Nel Botafogo, Fluminense, Puebla in Messico, El Paso in Usa, America di Rio, Bangu, Vasco e Ajaccio.
E vi garantisco che ognuna di queste squadre mi pagò regolarmente lo stipendio.
MI chiamo Carlos Henrique Raposo detto il “Kaiser”, perché avevo il fisico di Beckenbauer.
Se giocavo come lui? Insomma, non proprio.
Diciamo che avevo un problema, non so quanto importante per giocare a calcio.
Il pallone.
Lo ammetto.
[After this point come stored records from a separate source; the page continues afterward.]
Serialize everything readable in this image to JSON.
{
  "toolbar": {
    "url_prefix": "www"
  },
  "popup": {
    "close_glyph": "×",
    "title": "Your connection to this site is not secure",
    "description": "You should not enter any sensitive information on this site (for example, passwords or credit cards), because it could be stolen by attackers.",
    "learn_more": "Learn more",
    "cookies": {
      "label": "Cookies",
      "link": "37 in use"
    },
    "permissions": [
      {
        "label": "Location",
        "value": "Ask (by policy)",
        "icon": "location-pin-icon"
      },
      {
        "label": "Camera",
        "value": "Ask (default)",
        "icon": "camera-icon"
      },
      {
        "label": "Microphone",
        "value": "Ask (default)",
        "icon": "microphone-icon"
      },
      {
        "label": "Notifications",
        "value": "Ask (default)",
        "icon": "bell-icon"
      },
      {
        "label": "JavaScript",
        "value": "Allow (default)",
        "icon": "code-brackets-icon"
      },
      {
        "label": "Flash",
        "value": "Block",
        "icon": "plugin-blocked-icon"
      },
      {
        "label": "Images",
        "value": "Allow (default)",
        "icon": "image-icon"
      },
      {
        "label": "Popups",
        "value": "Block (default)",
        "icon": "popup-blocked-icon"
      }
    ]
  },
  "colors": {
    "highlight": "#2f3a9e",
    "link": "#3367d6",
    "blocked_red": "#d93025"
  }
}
Sono l’unico giocatore al mondo che ha giocato vent'anni, praticamente senza mai sporcare le scarpe da calcio.
Non sapevo giocare al pallone, ma avevo una dote fondamentale.
Quella di essere amico di gente che contava.
Che volete, ognuno ha il suo talento.
Io ero diventato il punto di riferimento per i calciatori brasiliani nelle notti di Rio de Janeiro.
Fu il mio amico d’infanzia Mauricio, giocatore amato e stimato da tifosi e dirigenti del Botafogo, a convincerli ad acquistarmi dal Puebla.
Va bene, direte voi, primo allenamento, prima partita e addio calcio. Non andò così.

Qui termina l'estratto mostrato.